Hong Kong Exchanges and Clearing Limited and The Stock Exchange of Hong Kong Limited disclaim liability for the announcement’s content, which is solely for information and does not constitute an offer to purchase securities. Distribution is restricted in the United States due to the unregistered status of the referenced securities under the U.S. Securities Act of 1933.
TechStar Acquisition Corporation (TechStar) has disclosed a Redemption Price of HK$11.25 per TechStar Class A Share in connection with the proposed De-SPAC Transaction. This figure was calculated by taking the total funds in the Escrow Account—comprising proceeds from TechStar Class A Shares and accrued interest—and dividing by the total number of issued and outstanding TechStar Class A Shares as of two business days prior to the Extraordinary General Meeting (EGM).
Payment of the redemption amount to shareholders who choose to redeem is expected to occur as soon as practicable following the transaction’s closing, and in any event within five business days thereafter. If the closing takes place on December 10, 2025, payment is projected by or before December 17, 2025.
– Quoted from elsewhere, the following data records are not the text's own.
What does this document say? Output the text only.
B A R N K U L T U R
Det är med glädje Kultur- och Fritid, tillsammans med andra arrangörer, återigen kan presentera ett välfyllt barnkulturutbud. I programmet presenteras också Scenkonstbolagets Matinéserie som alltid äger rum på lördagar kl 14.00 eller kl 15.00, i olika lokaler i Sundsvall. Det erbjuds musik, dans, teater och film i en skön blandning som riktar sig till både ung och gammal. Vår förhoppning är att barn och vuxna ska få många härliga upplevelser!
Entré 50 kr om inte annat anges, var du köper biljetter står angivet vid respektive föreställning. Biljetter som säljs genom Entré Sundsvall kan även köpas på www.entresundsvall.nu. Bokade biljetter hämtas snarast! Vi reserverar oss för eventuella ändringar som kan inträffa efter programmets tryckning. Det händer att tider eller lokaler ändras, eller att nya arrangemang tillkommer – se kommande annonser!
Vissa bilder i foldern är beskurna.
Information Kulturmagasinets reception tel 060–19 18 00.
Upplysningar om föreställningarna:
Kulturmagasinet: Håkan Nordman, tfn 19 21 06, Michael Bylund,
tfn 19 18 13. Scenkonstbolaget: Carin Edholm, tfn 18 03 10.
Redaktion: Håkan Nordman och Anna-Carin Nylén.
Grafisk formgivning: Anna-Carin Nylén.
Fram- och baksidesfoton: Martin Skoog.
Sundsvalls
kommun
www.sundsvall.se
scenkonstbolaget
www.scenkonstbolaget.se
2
If the required approvals are not obtained or the De-SPAC Transaction is not otherwise completed, no redemption of the TechStar Class A Shares will take place, and all redemption requests will be canceled. Under such circumstances, TechStar’s listing status would remain subject to time constraints for completing an alternative de-SPAC transaction, and a delisting could follow if a suitable target cannot be identified within the required timeframe.
Shareholders, warrantholders, and potential investors are advised to exercise caution when dealing in TechStar’s securities, given that the De-SPAC Transaction is contingent on regulatory approvals and may or may not proceed. The TechStar Board is chaired by Mr. Ni Zhengdong, with other executive, non-executive, and independent non-executive directors as disclosed in the announcement.